Track: CFD

Run a 2-D Lattice-Boltzmann channel-flow step traced through the SDK. The platform places the matmul on whatever hardware the engine thinks is best; you set the grid, the Reynolds number, and the number of time steps.

What ships

starter.ipynb — 64 × 16 Poiseuille channel at Re=100, single LBM step traced as a matmul, full preflight workflow.
baseline.py — Pure-NumPy reference LBM step. Used to validate that the gateway’s matmul matches.

SDK surface

from uniqx.cfd import ChannelFlow, LidDrivenCavity
from uniqx.cfd import build_lbm_step_module, build_diffusion_step_module

build_lbm_step_module(flow) returns (module, runtime_inputs, metadata):

module — traced one-step operator f_{n+1} = A @ f_n with a kinetic-energy diagnostic
runtime_inputs — pre-encoded buffer-view strings for the operator and initial state
metadata — dict with dim, nx, ny, tau, nu, Re, state_size

Internally the engine pre-builds A = S @ C (streaming × collision) in Python and ships it as a dim*Q × dim*Q matrix. The traced module is therefore one matmul plus a dot product per step.

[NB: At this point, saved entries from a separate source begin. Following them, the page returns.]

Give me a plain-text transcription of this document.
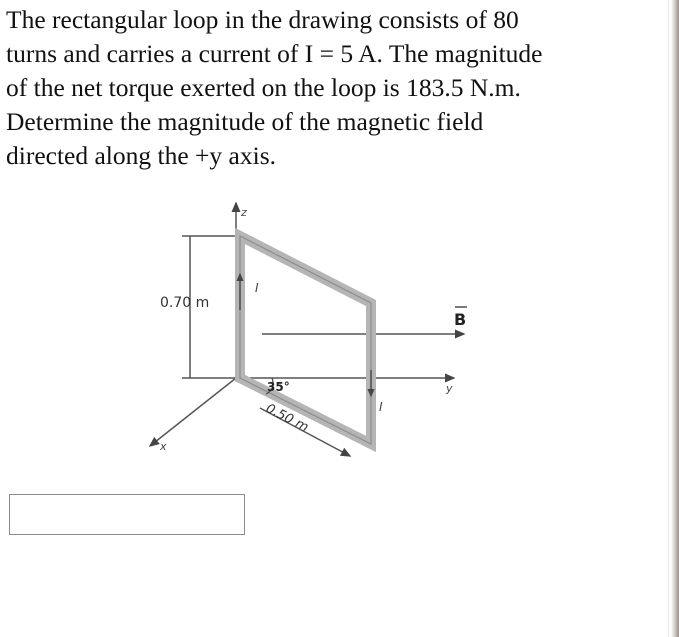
The rectangular loop in the drawing consists of 80
turns and carries a current of I = 5 A. The magnitude
of the net torque exerted on the loop is 183.5 N.m.
Determine the magnitude of the magnetic field
directed along the +y axis.
z
x
y
0.70 m
B
I
I
35°
0.50 m
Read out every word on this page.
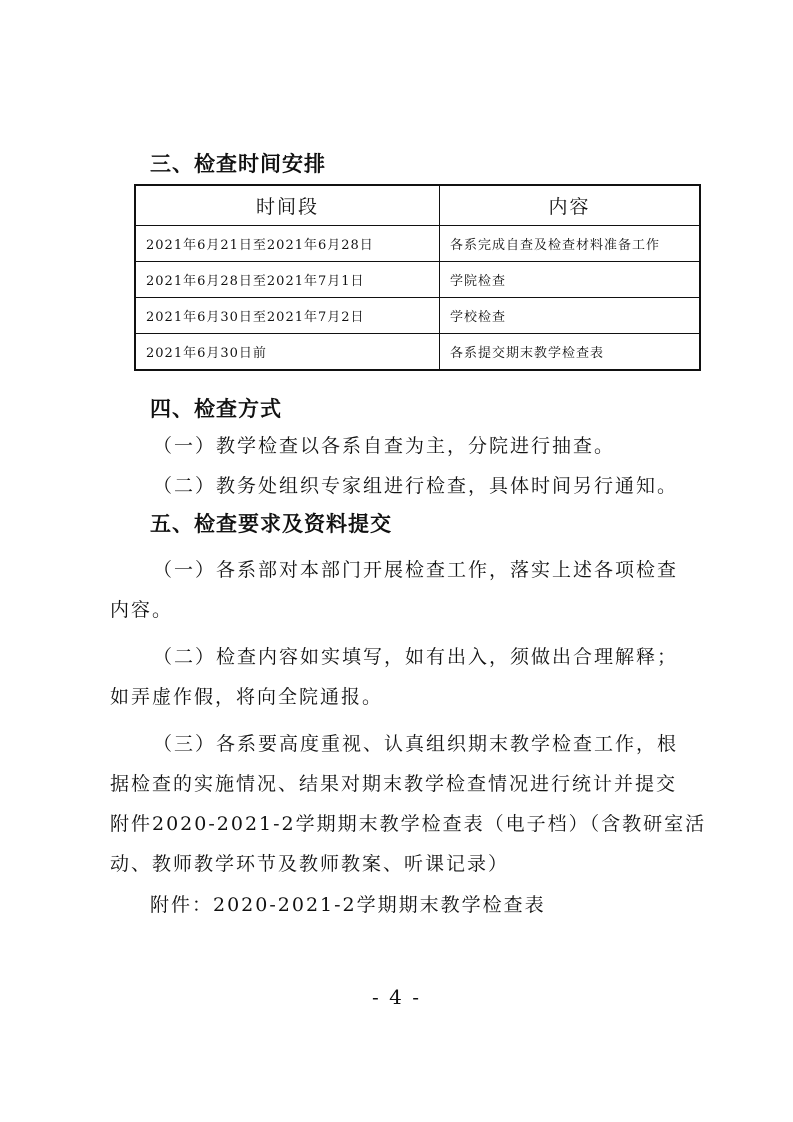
三、检查时间安排
时间段	内容
2021年6月21日至2021年6月28日	各系完成自查及检查材料准备工作
2021年6月28日至2021年7月1日	学院检查
2021年6月30日至2021年7月2日	学校检查
2021年6月30日前	各系提交期末教学检查表
四、检查方式
（一）教学检查以各系自查为主，分院进行抽查。
（二）教务处组织专家组进行检查，具体时间另行通知。
五、检查要求及资料提交
（一）各系部对本部门开展检查工作，落实上述各项检查
内容。
（二）检查内容如实填写，如有出入，须做出合理解释；
如弄虚作假，将向全院通报。
（三）各系要高度重视、认真组织期末教学检查工作，根
据检查的实施情况、结果对期末教学检查情况进行统计并提交
附件2020-2021-2学期期末教学检查表（电子档）（含教研室活
动、教师教学环节及教师教案、听课记录）
附件：2020-2021-2学期期末教学检查表
- 4 -
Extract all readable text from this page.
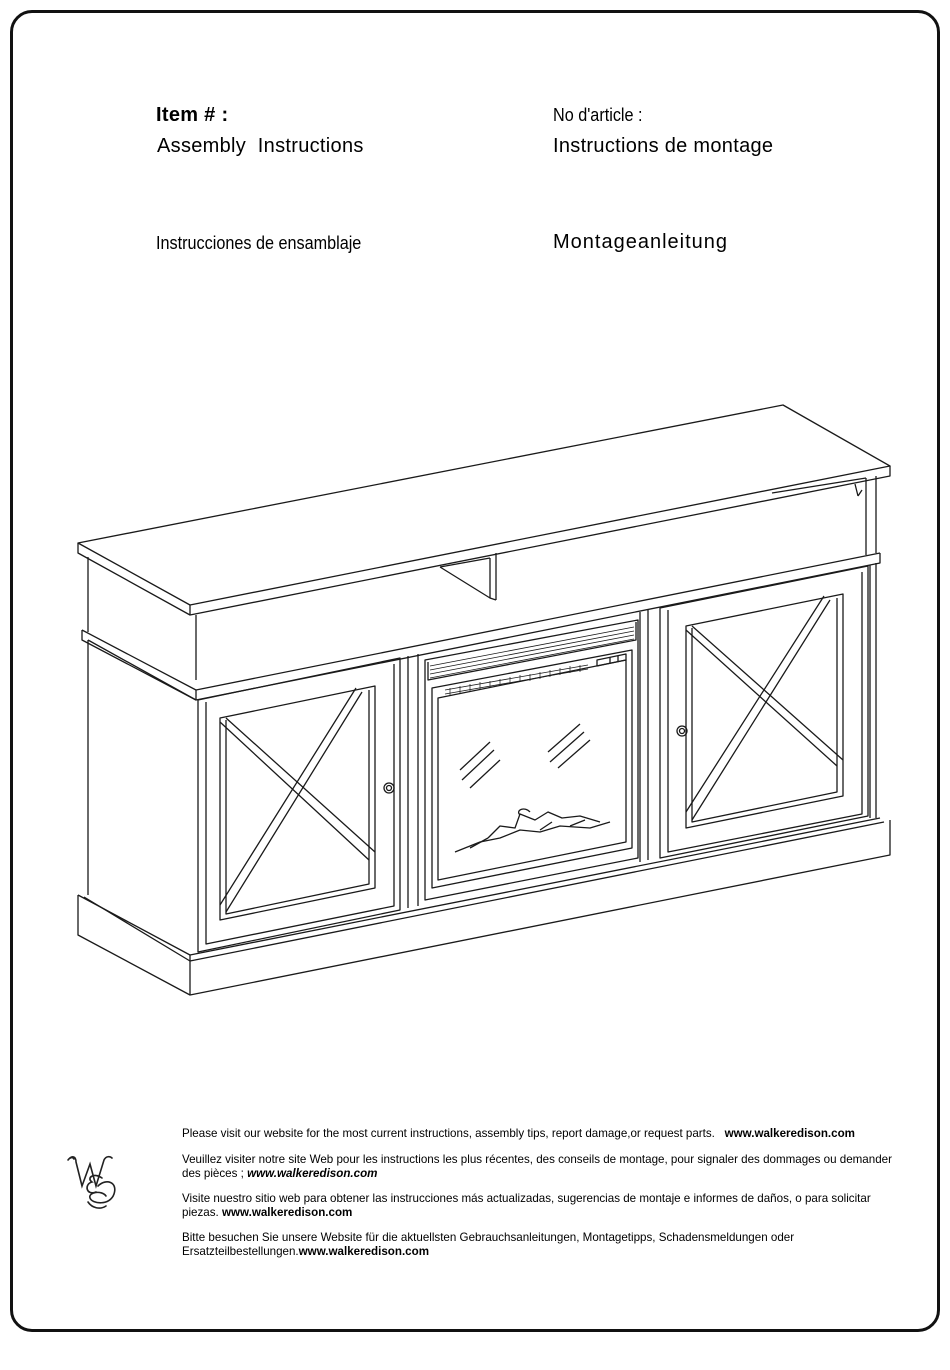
Item # :
Assembly  Instructions
No d'article :
Instructions de montage
Instrucciones de ensamblaje	Montageanleitung
Please visit our website for the most current instructions, assembly tips, report damage,or request parts. www.walkeredison.com
Veuillez visiter notre site Web pour les instructions les plus récentes, des conseils de montage, pour signaler des dommages ou demander des pièces ; www.walkeredison.com
Visite nuestro sitio web para obtener las instrucciones más actualizadas, sugerencias de montaje e informes de daños, o para solicitar piezas. www.walkeredison.com
Bitte besuchen Sie unsere Website für die aktuellsten Gebrauchsanleitungen, Montagetipps, Schadensmeldungen oder Ersatzteilbestellungen.www.walkeredison.com
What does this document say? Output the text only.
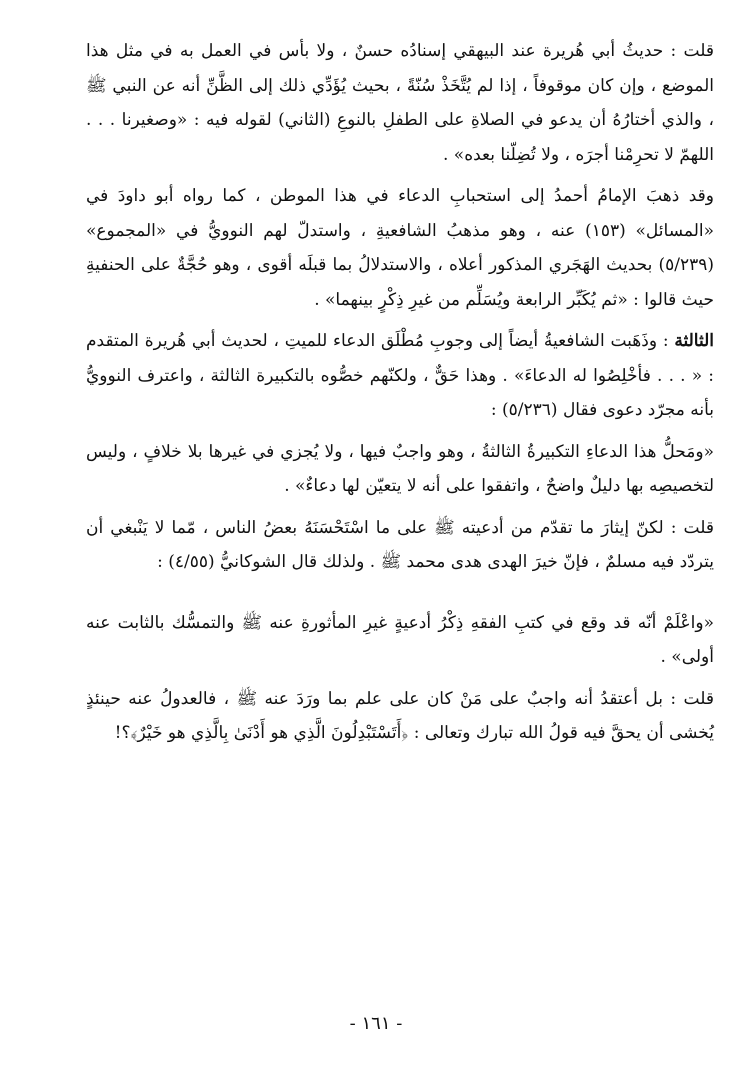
قلت : حديثُ أبي هُريرة عند البيهقي إسنادُه حسنٌ ، ولا بأس في العمل به في مثل هذا الموضع ، وإن كان موقوفاً ، إذا لم يُتَّخَذْ سُنّةً ، بحيث يُؤَدِّي ذلك إلى الظَّنِّ أنه عن النبي ﷺ ، والذي أختارُهُ أن يدعو في الصلاةِ على الطفلِ بالنوعِ (الثاني) لقوله فيه : «وصغيرنا . . . اللهمّ لا تحرِمْنا أجرَه ، ولا تُضِلّنا بعده» .

وقد ذهبَ الإمامُ أحمدُ إلى استحبابِ الدعاء في هذا الموطن ، كما رواه أبو داودَ في «المسائل» (١٥٣) عنه ، وهو مذهبُ الشافعيةِ ، واستدلّ لهم النوويُّ في «المجموع» (٥/٢٣٩) بحديث الهَجَري المذكور أعلاه ، والاستدلالُ بما قبلَه أقوى ، وهو حُجَّةٌ على الحنفيةِ حيث قالوا : «ثم يُكَبِّر الرابعة ويُسَلِّم من غيرِ ذِكْرٍ بينهما» .

الثالثة : وذَهَبت الشافعيةُ أيضاً إلى وجوبِ مُطْلَق الدعاء للميتِ ، لحديث أبي هُريرة المتقدم : « . . . فأخْلِصُوا له الدعاءَ» . وهذا حَقٌّ ، ولكنّهم خصُّوه بالتكبيرة الثالثة ، واعترف النوويُّ بأنه مجرّد دعوى فقال (٥/٢٣٦) :

«ومَحلُّ هذا الدعاءِ التكبيرةُ الثالثةُ ، وهو واجبٌ فيها ، ولا يُجزي في غيرها بلا خلافٍ ، وليس لتخصيصِه بها دليلٌ واضحٌ ، واتفقوا على أنه لا يتعيّن لها دعاءٌ» .

قلت : لكنّ إيثارَ ما تقدّم من أدعيته ﷺ على ما اسْتَحْسَنَهُ بعضُ الناس ، مّما لا يَنْبغي أن يتردّد فيه مسلمٌ ، فإنّ خيرَ الهدى هدى محمد ﷺ . ولذلك قال الشوكانيُّ (٤/٥٥) :

«واعْلَمْ أنّه قد وقع في كتبِ الفقهِ ذِكْرُ أدعيةٍ غيرِ المأثورةِ عنه ﷺ والتمسُّك بالثابت عنه أولى» .

قلت : بل أعتقدُ أنه واجبٌ على مَنْ كان على علم بما ورَدَ عنه ﷺ ، فالعدولُ عنه حينئذٍ يُخشى أن يحقَّ فيه قولُ الله تبارك وتعالى : ﴿أَتَسْتَبْدِلُونَ الَّذِي هو أَدْنَىٰ بِالَّذِي هو خَيْرٌ﴾؟!

- ١٦١ -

Where to push beyond the starter

Direction	What changes
Scale grid to 256 × 64	State vector grows 16×; matmul is the dominant cost; GPU starts beating CPU
Cavity at Re=1000 vs Re=100	`tau` shrinks; numerical stability tightens; `max_error_rate` grows
Multi-step trajectory	Submit N steps in a loop; the engine can cache the operator
Couple LBM with the diffusion step (`build_diffusion_step_module`)	Two traced kernels stitched together; thermal channel
Multi-relaxation-time (MRT) collision	Roll your own collision matrix; compare against BGK

Reference behaviour

For the starter channel (64 × 16, Re=100), the analytical Poiseuille profile is parabolic in y at the outlet. The baseline reproduces it. Your traced run should match within ~5% L2 error after a few hundred steps.